Merasa bahwa operasi perubahan rezim mereka tidak direncanakan, Neocons Washington akan segera melakukan tindakan putus asa.
Pada bulan April 2017, kemungkinan serangan kimia bendera palsu di kota Khan Shaykhun disalahkan pada pemerintah Suriah dengan harapan dapat memicu intervensi militer pimpinan AS, sesuatu yang hampir membuahkan hasil beberapa hari kemudian ketika pemerintahan Trump meluncurkan rudal jelajah di pangkalan udara Suriah.
Hanya menghentikan intervensi skala penuh yang diharapkan, strategi yang sama akan dilakukan hampir setahun kemudian di kota Douma di Suriah.
Interversi kali ini mengakibatkan Amerika Serikat, Inggris, dan Prancis meluncurkan serangan udara terhadap target pemerintah, sekali lagi hanya menghentikan intervensi militer yang akan memicu konflik yang lebih luas antara Rusia dan NATO.
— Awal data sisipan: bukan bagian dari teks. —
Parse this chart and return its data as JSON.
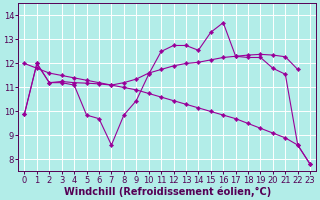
{
  "xlabel": "Windchill (Refroidissement éolien,°C)",
  "bg_color": "#b2ede8",
  "grid_color": "#ffffff",
  "line_color": "#990099",
  "x_ticks": [
    0,
    1,
    2,
    3,
    4,
    5,
    6,
    7,
    8,
    9,
    10,
    11,
    12,
    13,
    14,
    15,
    16,
    17,
    18,
    19,
    20,
    21,
    22,
    23
  ],
  "y_ticks": [
    8,
    9,
    10,
    11,
    12,
    13,
    14
  ],
  "ylim": [
    7.5,
    14.5
  ],
  "xlim": [
    -0.5,
    23.5
  ],
  "line1_x": [
    0,
    1,
    2,
    3,
    4,
    5,
    6,
    7,
    8,
    9,
    10,
    11,
    12,
    13,
    14,
    15,
    16,
    17,
    18,
    19,
    20,
    21,
    22,
    23
  ],
  "line1_y": [
    9.9,
    12.0,
    11.2,
    11.2,
    11.1,
    9.85,
    9.7,
    8.6,
    9.85,
    10.45,
    11.55,
    12.5,
    12.75,
    12.75,
    12.55,
    13.3,
    13.7,
    12.3,
    12.25,
    12.25,
    11.8,
    11.55,
    8.6,
    7.8
  ],
  "line2_x": [
    0,
    1,
    2,
    3,
    4,
    5,
    6,
    7,
    8,
    9,
    10,
    11,
    12,
    13,
    14,
    15,
    16,
    17,
    18,
    19,
    20,
    21,
    22
  ],
  "line2_y": [
    9.9,
    12.0,
    11.2,
    11.25,
    11.2,
    11.18,
    11.15,
    11.1,
    11.2,
    11.35,
    11.6,
    11.75,
    11.9,
    12.0,
    12.05,
    12.15,
    12.25,
    12.3,
    12.35,
    12.38,
    12.35,
    12.28,
    11.75
  ],
  "line3_x": [
    0,
    1,
    2,
    3,
    4,
    5,
    6,
    7,
    8,
    9,
    10,
    11,
    12,
    13,
    14,
    15,
    16,
    17,
    18,
    19,
    20,
    21,
    22,
    23
  ],
  "line3_y": [
    12.0,
    11.8,
    11.6,
    11.5,
    11.4,
    11.3,
    11.2,
    11.1,
    11.0,
    10.9,
    10.75,
    10.6,
    10.45,
    10.3,
    10.15,
    10.0,
    9.85,
    9.7,
    9.5,
    9.3,
    9.1,
    8.9,
    8.6,
    7.8
  ],
  "tick_fontsize": 6.0,
  "label_fontsize": 7.0
}
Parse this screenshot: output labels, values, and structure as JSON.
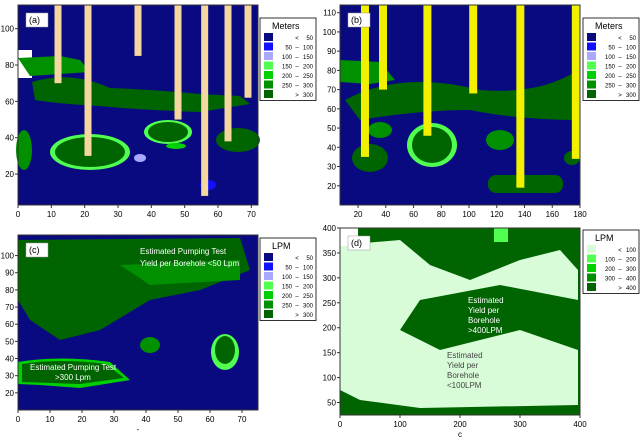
{
  "colors": {
    "navy": "#0a0a80",
    "blue": "#1010ff",
    "lav": "#a8a8ff",
    "lgreen": "#50ff50",
    "green": "#00d000",
    "mgreen": "#009000",
    "dgreen": "#006400",
    "pale": "#d8fcd8",
    "bore": "#f5d7a0",
    "yellow": "#f0f000"
  },
  "panels": [
    {
      "label": "(a)",
      "xlim": [
        0,
        72
      ],
      "ylim": [
        3,
        113
      ],
      "xticks": [
        0,
        10,
        20,
        30,
        40,
        50,
        60,
        70
      ],
      "yticks": [
        20,
        40,
        60,
        80,
        100
      ],
      "legend": {
        "title": "Meters",
        "items": [
          [
            "",
            "<",
            "50"
          ],
          [
            "50",
            "–",
            "100"
          ],
          [
            "100",
            "–",
            "150"
          ],
          [
            "150",
            "–",
            "200"
          ],
          [
            "200",
            "–",
            "250"
          ],
          [
            "250",
            "–",
            "300"
          ],
          [
            "",
            ">",
            "300"
          ]
        ]
      },
      "boreholes": [
        [
          12,
          70
        ],
        [
          21,
          30
        ],
        [
          36,
          85
        ],
        [
          48,
          50
        ],
        [
          56,
          8
        ],
        [
          63,
          38
        ],
        [
          69,
          62
        ]
      ]
    },
    {
      "label": "(b)",
      "xlim": [
        7,
        180
      ],
      "ylim": [
        10,
        114
      ],
      "xticks": [
        20,
        40,
        60,
        80,
        100,
        120,
        140,
        160,
        180
      ],
      "yticks": [
        20,
        30,
        40,
        50,
        60,
        70,
        80,
        90,
        100,
        110
      ],
      "legend": {
        "title": "Meters",
        "items": [
          [
            "",
            "<",
            "50"
          ],
          [
            "50",
            "–",
            "100"
          ],
          [
            "100",
            "–",
            "150"
          ],
          [
            "150",
            "–",
            "200"
          ],
          [
            "200",
            "–",
            "250"
          ],
          [
            "250",
            "–",
            "300"
          ],
          [
            "",
            ">",
            "300"
          ]
        ]
      },
      "boreholes": [
        [
          25,
          35
        ],
        [
          38,
          70
        ],
        [
          70,
          46
        ],
        [
          103,
          68
        ],
        [
          137,
          19
        ],
        [
          177,
          34
        ]
      ]
    },
    {
      "label": "(c)",
      "xlim": [
        0,
        75
      ],
      "ylim": [
        10,
        112
      ],
      "xticks": [
        0,
        10,
        20,
        30,
        40,
        50,
        60,
        70
      ],
      "yticks": [
        20,
        30,
        40,
        50,
        60,
        70,
        80,
        90,
        100
      ],
      "legend": {
        "title": "LPM",
        "items": [
          [
            "",
            "<",
            "50"
          ],
          [
            "50",
            "–",
            "100"
          ],
          [
            "100",
            "–",
            "150"
          ],
          [
            "150",
            "–",
            "200"
          ],
          [
            "200",
            "–",
            "250"
          ],
          [
            "250",
            "–",
            "300"
          ],
          [
            "",
            ">",
            "300"
          ]
        ]
      },
      "annotations": [
        "Estimated Pumping Test",
        "Yield per Borehole   <50 Lpm",
        "Estimated Pumping Test",
        ">300 Lpm"
      ],
      "xlabel": "-"
    },
    {
      "label": "(d)",
      "xlim": [
        0,
        400
      ],
      "ylim": [
        25,
        400
      ],
      "xticks": [
        0,
        100,
        200,
        300,
        400
      ],
      "yticks": [
        50,
        100,
        150,
        200,
        250,
        300,
        350,
        400
      ],
      "legend": {
        "title": "LPM",
        "items": [
          [
            "",
            "<",
            "100"
          ],
          [
            "100",
            "–",
            "200"
          ],
          [
            "200",
            "–",
            "300"
          ],
          [
            "300",
            "–",
            "400"
          ],
          [
            "",
            ">",
            "400"
          ]
        ]
      },
      "annotations": [
        "Estimated",
        "Yield per",
        "Borehole",
        ">400LPM",
        "Estimated",
        "Yield per",
        "Borehole",
        "<100LPM"
      ],
      "xlabel": "c"
    }
  ]
}
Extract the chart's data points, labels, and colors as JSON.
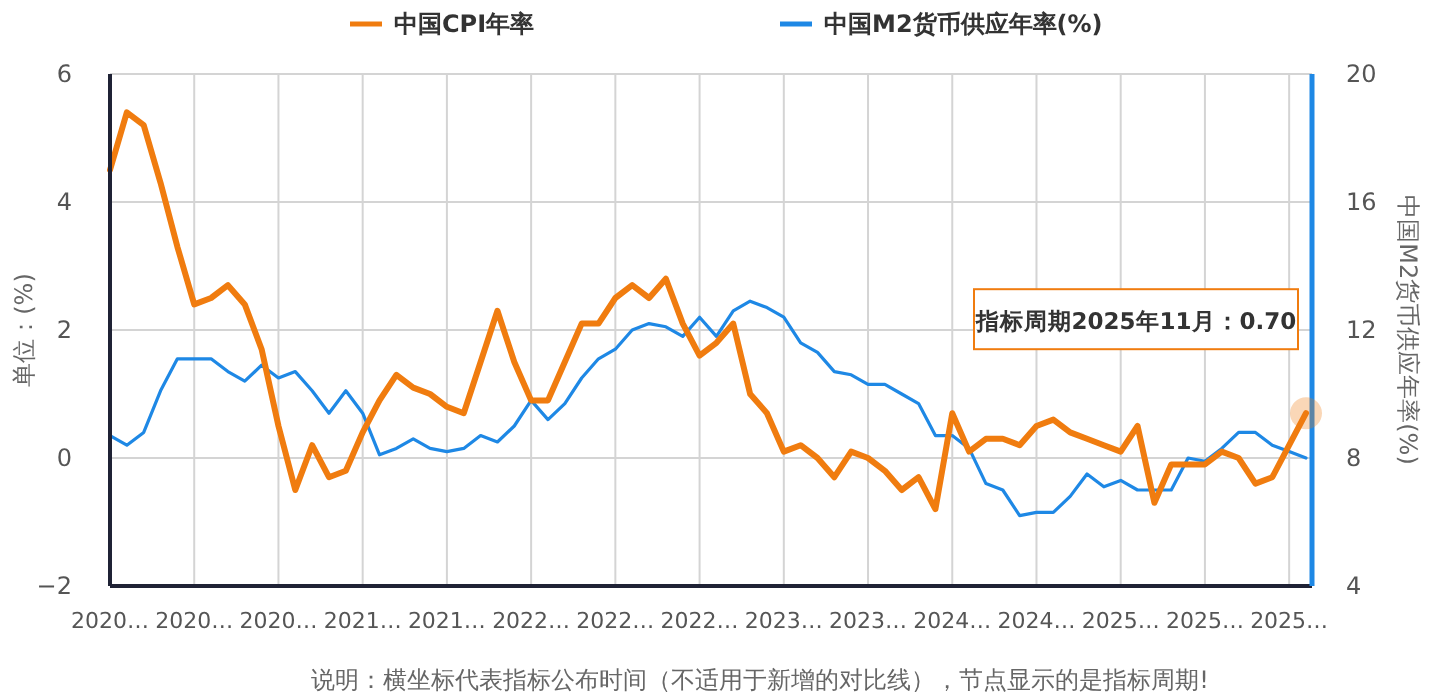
{
  "chart_data": {
    "type": "line",
    "categories": [
      "2020…",
      null,
      null,
      null,
      null,
      "2020…",
      null,
      null,
      null,
      null,
      "2020…",
      null,
      null,
      null,
      null,
      "2021…",
      null,
      null,
      null,
      null,
      "2021…",
      null,
      null,
      null,
      null,
      "2022…",
      null,
      null,
      null,
      null,
      "2022…",
      null,
      null,
      null,
      null,
      "2022…",
      null,
      null,
      null,
      null,
      "2023…",
      null,
      null,
      null,
      null,
      "2023…",
      null,
      null,
      null,
      null,
      "2024…",
      null,
      null,
      null,
      null,
      "2024…",
      null,
      null,
      null,
      null,
      "2025…",
      null,
      null,
      null,
      null,
      "2025…",
      null,
      null,
      null,
      null,
      "2025…",
      null
    ],
    "series": [
      {
        "name": "中国CPI年率",
        "color": "#f07c0f",
        "values": [
          4.5,
          5.4,
          5.2,
          4.3,
          3.3,
          2.4,
          2.5,
          2.7,
          2.4,
          1.7,
          0.5,
          -0.5,
          0.2,
          -0.3,
          -0.2,
          0.4,
          0.9,
          1.3,
          1.1,
          1.0,
          0.8,
          0.7,
          1.5,
          2.3,
          1.5,
          0.9,
          0.9,
          1.5,
          2.1,
          2.1,
          2.5,
          2.7,
          2.5,
          2.8,
          2.1,
          1.6,
          1.8,
          2.1,
          1.0,
          0.7,
          0.1,
          0.2,
          0.0,
          -0.3,
          0.1,
          0.0,
          -0.2,
          -0.5,
          -0.3,
          -0.8,
          0.7,
          0.1,
          0.3,
          0.3,
          0.2,
          0.5,
          0.6,
          0.4,
          0.3,
          0.2,
          0.1,
          0.5,
          -0.7,
          -0.1,
          -0.1,
          -0.1,
          0.1,
          0.0,
          -0.4,
          -0.3,
          0.2,
          0.7
        ]
      },
      {
        "name": "中国M2货币供应年率(%)",
        "color": "#1e88e5",
        "axis": "y2",
        "values": [
          8.7,
          8.4,
          8.8,
          10.1,
          11.1,
          11.1,
          11.1,
          10.7,
          10.4,
          10.9,
          10.5,
          10.7,
          10.1,
          9.4,
          10.1,
          9.4,
          8.1,
          8.3,
          8.6,
          8.3,
          8.2,
          8.3,
          8.7,
          8.5,
          9.0,
          9.8,
          9.2,
          9.7,
          10.5,
          11.1,
          11.4,
          12.0,
          12.2,
          12.1,
          11.8,
          12.4,
          11.8,
          12.6,
          12.9,
          12.7,
          12.4,
          11.6,
          11.3,
          10.7,
          10.6,
          10.3,
          10.3,
          10.0,
          9.7,
          8.7,
          8.7,
          8.3,
          7.2,
          7.0,
          6.2,
          6.3,
          6.3,
          6.8,
          7.5,
          7.1,
          7.3,
          7.0,
          7.0,
          7.0,
          8.0,
          7.9,
          8.3,
          8.8,
          8.8,
          8.4,
          8.2,
          8.0
        ]
      }
    ],
    "ylim": [
      -2,
      6
    ],
    "yticks": [
      -2,
      0,
      2,
      4,
      6
    ],
    "y2lim": [
      4,
      20
    ],
    "y2ticks": [
      4,
      8,
      12,
      16,
      20
    ],
    "ylabel": "单位：(%)",
    "y2label": "中国M2货币供应年率(%)",
    "legend": "top",
    "grid": true,
    "annotations": [
      "指标周期2025年11月：0.70",
      "说明：横坐标代表指标公布时间（不适用于新增的对比线），节点显示的是指标周期!"
    ]
  }
}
Meskipun Qatar menjadi pemain kunci dalam dampak geopolitik perang Suriah dengan mempersenjatai dan mendanai teroris yang melakukannya, sebuah situasi yang hampir menyebabkan perang dunia ketiga.
Akan tetapi, Doha mendapat sedikit atau tanpa kritik dari media Barat atas keterlibatannya di tengah-tengah liputan Piala Dunia 2022, larangan alkohol di Qatar, dan ban lengan pelangi yang tampaknya menjadi masalah lebih mendesak.